Zero tolerance for expressing an opinion, or offering an explanation to policyholders? They're more subtle than this in Caracas."

And that, dear readers, provides the example. Look at how much qualified judgment is evident in Sebelius' letter? She and her minions deny that ObamaCare is putting pressure on insurers' costs, despite prior admissions of same by the president. Further, she finds, a priori, that any attempt by insurers to communicate these truths to customers or investors will be judged as "misinformation," the accompanying rate increases "unjustified."

As I wrote here recently in my companion political blog, Massachusetts' own insurance commissioner was against similar moves by that state's governor. It seems that many senior bureaucrats forget that when they move to cap and/or control insurers' rates and revenues, they unwittingly threaten the solvency of same, and their ability to actually pay legitimate claims.

Oooops!

But you can see how Paul Ryan may be a bit myopic, or simply optimistic.

It seems that the jack-booted state is alive and well at HHS. And this type of capricious regulatory punishment of private sector firms is why strategy matters so much less today than it used to, while perceived political correctness, singing the party line, and generally avoiding political persecution and prosecution is the new order of the day for American business.

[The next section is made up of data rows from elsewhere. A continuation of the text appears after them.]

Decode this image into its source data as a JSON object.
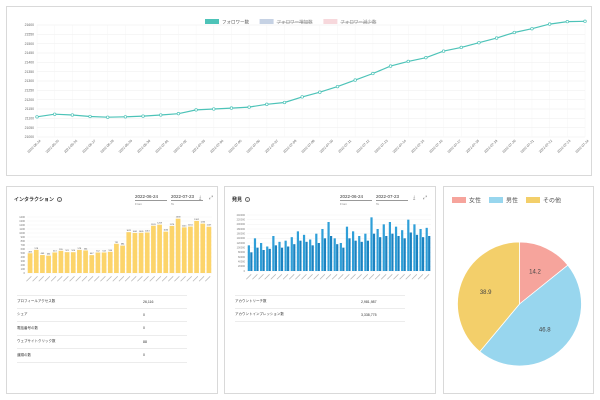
{
  "followers": {
    "legend": [
      {
        "label": "フォロワー数",
        "color": "#4dc3b8",
        "struck": false
      },
      {
        "label": "フォロワー増加数",
        "color": "#c6d2e4",
        "struck": true
      },
      {
        "label": "フォロワー減少数",
        "color": "#f7d8dc",
        "struck": true
      }
    ]
  },
  "engagement": {
    "title": "インタラクション",
    "date_from": "2022-06-24",
    "date_to": "2022-07-23",
    "from_label": "From",
    "to_label": "To",
    "stats": [
      {
        "label": "プロフィールアクセス数",
        "value": "26,116"
      },
      {
        "label": "シェア",
        "value": "0"
      },
      {
        "label": "電話番号の数",
        "value": "0"
      },
      {
        "label": "ウェブサイトクリック数",
        "value": "88"
      },
      {
        "label": "道順の数",
        "value": "0"
      }
    ]
  },
  "discovery": {
    "title": "発見",
    "date_from": "2022-06-24",
    "date_to": "2022-07-23",
    "from_label": "From",
    "to_label": "To",
    "stats": [
      {
        "label": "アカウントリーチ数",
        "value": "2,981,987"
      },
      {
        "label": "アカウントインプレッション数",
        "value": "3,338,775"
      }
    ]
  },
  "gender": {
    "legend": [
      {
        "label": "女性",
        "color": "#f6a49c"
      },
      {
        "label": "男性",
        "color": "#98d6ee"
      },
      {
        "label": "その他",
        "color": "#f3cf6a"
      }
    ]
  },
  "chart_data": [
    {
      "type": "line",
      "title": "",
      "series": [
        {
          "name": "フォロワー数",
          "color": "#4dc3b8",
          "values": [
            21108,
            21122,
            21118,
            21110,
            21106,
            21108,
            21112,
            21118,
            21125,
            21145,
            21150,
            21155,
            21160,
            21175,
            21185,
            21215,
            21240,
            21270,
            21305,
            21340,
            21380,
            21405,
            21425,
            21460,
            21480,
            21505,
            21530,
            21560,
            21580,
            21605,
            21618,
            21620
          ]
        }
      ],
      "categories": [
        "2022-06-23",
        "2022-06-24",
        "2022-06-25",
        "2022-06-26",
        "2022-06-27",
        "2022-06-28",
        "2022-06-29",
        "2022-06-30",
        "2022-07-01",
        "2022-07-02",
        "2022-07-03",
        "2022-07-04",
        "2022-07-05",
        "2022-07-06",
        "2022-07-07",
        "2022-07-08",
        "2022-07-09",
        "2022-07-10",
        "2022-07-11",
        "2022-07-12",
        "2022-07-13",
        "2022-07-14",
        "2022-07-15",
        "2022-07-16",
        "2022-07-17",
        "2022-07-18",
        "2022-07-19",
        "2022-07-20",
        "2022-07-21",
        "2022-07-22",
        "2022-07-23",
        "2022-07-24"
      ],
      "x_labels": [
        "2022-06-24",
        "2022-06-25",
        "2022-06-26",
        "2022-06-27",
        "2022-06-28",
        "2022-06-29",
        "2022-06-30",
        "2022-07-01",
        "2022-07-02",
        "2022-07-03",
        "2022-07-04",
        "2022-07-05",
        "2022-07-06",
        "2022-07-07",
        "2022-07-08",
        "2022-07-09",
        "2022-07-10",
        "2022-07-11",
        "2022-07-12",
        "2022-07-13",
        "2022-07-14",
        "2022-07-15",
        "2022-07-16",
        "2022-07-17",
        "2022-07-18",
        "2022-07-19",
        "2022-07-20",
        "2022-07-21",
        "2022-07-22",
        "2022-07-23",
        "2022-07-24"
      ],
      "y_ticks": [
        21000,
        21050,
        21100,
        21150,
        21200,
        21250,
        21300,
        21350,
        21400,
        21450,
        21500,
        21550,
        21600
      ],
      "ylim": [
        21000,
        21600
      ],
      "grid": true
    },
    {
      "type": "bar",
      "title": "",
      "color": "#fcd46a",
      "values": [
        493,
        578,
        449,
        434,
        513,
        555,
        521,
        520,
        578,
        564,
        447,
        512,
        513,
        530,
        731,
        684,
        1021,
        1001,
        1005,
        1013,
        1181,
        1208,
        1034,
        1176,
        1358,
        1141,
        1161,
        1302,
        1234,
        1157
      ],
      "y_ticks": [
        0,
        100,
        200,
        300,
        400,
        500,
        600,
        700,
        800,
        900,
        1000,
        1100,
        1200,
        1300,
        1400
      ],
      "ylim": [
        0,
        1400
      ],
      "data_labels": [
        "493",
        "578",
        "449",
        "434",
        "513",
        "555",
        "521",
        "520",
        "578",
        "564",
        "447",
        "512",
        "513",
        "530",
        "731",
        "684",
        "1021",
        "1001",
        "1005",
        "1013",
        "1181",
        "1208",
        "1034",
        "1176",
        "1358",
        "1141",
        "1161",
        "1302",
        "1234",
        "1157"
      ]
    },
    {
      "type": "bar",
      "title": "",
      "color": "#2f9fd8",
      "values": [
        110000,
        140000,
        120000,
        105000,
        150000,
        125000,
        130000,
        145000,
        170000,
        155000,
        135000,
        160000,
        180000,
        210000,
        140000,
        120000,
        190000,
        170000,
        150000,
        160000,
        230000,
        180000,
        200000,
        210000,
        190000,
        175000,
        220000,
        200000,
        180000,
        185000
      ],
      "values_secondary": [
        80000,
        100000,
        90000,
        95000,
        110000,
        100000,
        105000,
        115000,
        130000,
        125000,
        110000,
        120000,
        140000,
        150000,
        115000,
        100000,
        140000,
        130000,
        125000,
        130000,
        160000,
        145000,
        150000,
        160000,
        150000,
        140000,
        165000,
        155000,
        145000,
        150000
      ],
      "y_ticks": [
        0,
        20000,
        40000,
        60000,
        80000,
        100000,
        120000,
        140000,
        160000,
        180000,
        200000,
        220000,
        240000
      ],
      "ylim": [
        0,
        240000
      ]
    },
    {
      "type": "pie",
      "title": "",
      "labels": [
        "女性",
        "男性",
        "その他"
      ],
      "values": [
        14.2,
        46.8,
        38.9
      ],
      "colors": [
        "#f6a49c",
        "#98d6ee",
        "#f3cf6a"
      ]
    }
  ]
}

Monday, September 13, 2010

US Debt Levels & Interest Rates

Jason Trennert wrote an interesting little editorial in Friday's Wall Street Journal reminding us of the nature of short-term funding, and the folly of relying on it.

He ends his piece with a quote from Hemingway,

"In this context, it might be wise to remember Hemingway's Mike Campbell from "The Sun Also Rises," who, when asked how he went bankrupt, responded, "Gradually, then suddenly." "

Trennert is doing us all a service by reminding us of what happened to Bear Stearns and Lehman. When markets lose confidence, what was gradual bankruptcy, often in the form of higher interest rates and shorter lending maturities, suddenly becomes no funding at all.

He notes that the US Treasury has shortened our funding cycle to the point that we now owe "$5.2 trillion due in the next three years out of the $8.3 trillion outstanding."

That's more than 60% of our total outstanding debt, with much more being anticipated from increased deficits in the coming years.

Trennert also tells us that the current weighted-average funding cost is 1.21%- an absurdly low rate for the condition of the US government's financial situation. Much of that ultra-low rate is due, no doubt, to two factors. One, the massive holdings of US dollar-denominated debt by global investors, so that they can't easily just stampede out of dollars. And the lack of a viable, liquid alternative of sufficient capacity to absorb inflows if/when dollars are dumped.

Trennert notes, sagely,

"But the time to secure long-term funding is when you can and it is mildly expensive, not when you have to and the costs are exorbitant."

Or worse, you have to, and there is no cost at which you can extend your debt maturities.

To begin cutting our debt levels, the US will have to either save more, invest less. Both of these will slowly erode our GDP growth rates.

But continuing to rely on global investors to absorb ever more US debt with no end in sight is foolish.

Our current administration may, or may not, as Trennert points out, be using short-term funding to disguise the real costs of debt. But reliance on such short-term funding is ill-advised and too risky when betting on the ability to continue to place US debt while increasing its deficits.

But recent average 5-year note rates are 3.77%, roughly triple the current weighted-average, which would add $133 billion to the US government's annual interest rate bill.